Matt Abbott - Crossroads developer
Posted at 11:19 PM, Apr 01, 2024
and last updated 2024-04-02 00:19:56-04

KANSAS CITY, Mo. — This is the last night until the April 2nd vote on whether or not a downtown stadium will be moving into Kansas City's Crossroads district.

As the deadline looms, a local property owner and developer is shares his stance.

Matt Abbott's been in the redevelopment game for the last 20 years, well before the charm of the Crossroads was widely recognized.

In fact, he'd argue its evolution, something he's played a hand in, is precisely what makes the Crossroads feel so happening.
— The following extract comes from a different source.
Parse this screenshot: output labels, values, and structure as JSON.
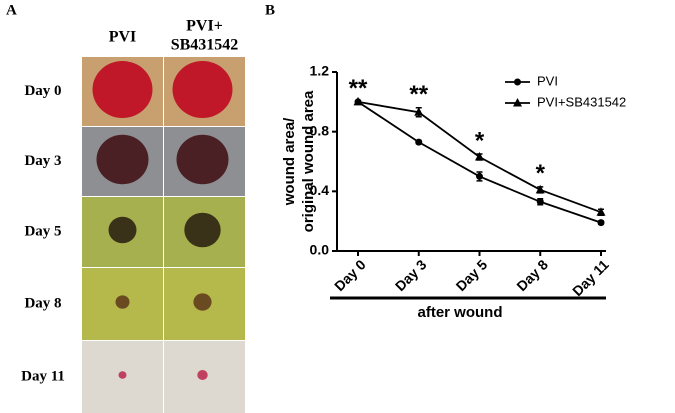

"As areas and spaces and cities evolve, you have to be willing to embrace change," Abbott said.

He says he first invested in downtown Kansas City because he believes a growing city needs a strong core. He says he helped strengthen it by turning old, broken buildings into space for businesses.

Now more than a dozen of them may be uprooted.

"I think it caught a lot of people off guard," he said. "And so when you catch people off-guard and there's change, and they didn't have all the facts and the communication it started a lot of fear."

But unlike many who've shared their opposition on the stadium, Abbott said he's not going to stand in the way.

In fact, he invites the stadium, seeing it as a crucial part of that strengthened city core.

"A lot of people that are very supportive have remained quiet or sat on the sidelines even though they believe in it," he said. “I think there’s a lot of people that do know the Crossroads, but I think that this brings a whole new tourist, or a whole new person that knows nothing about the Crossroads, that comes down to a Royals game and then gets to explore the Crossroads and find businesses that they’ve never tried before. And I think that’s a special opportunity for the Crossroads and for the Kansas City community.”

Abbott does stand to make money if the Royals raze his properties, but he says that compared to the rest of his much larger property portfolio, it wouldn't be a huge financial difference-maker for him.

He says his ultimate goal is the health and development of the larger area.

"My long-term plan is how to bring people back to the urban core and how to make community happen," Abbott said.

He also brought up a comparison to other downtown ballparks.

"There's an energy. People are walking up and down the streets. There's a liveliness to it," he said. "You're not just going to the game, parking and then leaving afterwards. You're going to the game, you're getting there early, you're having a drink, you're going out to grab a bite to eat. You’re walking around, you’re exploring our community.”

He says he's offering relocation to new Crossroads developments of his for his tenants that may have to move locations.

As for ones that don't have to move, he expects construction, a primary complaint from opposition, may not be as disruptive as others have said.

“I actually owned properties underneath and all around the MLS stadium when it was built in St. Louis" he said. "Construction really had very minimal impact on all of our tenants in that neighborhood. I just don’t think that construction is as big of a deal as people think it is."

He says his goal, the part of his vision a stadium completes, is a thriving economic core.

"You know, I'm not trying to convince anyone whether they should vote yes or they should vote no," he said. "What I do believe is that this is our community and you should take the time to understand the facts and not just the rumors and the stories that have been spread out there."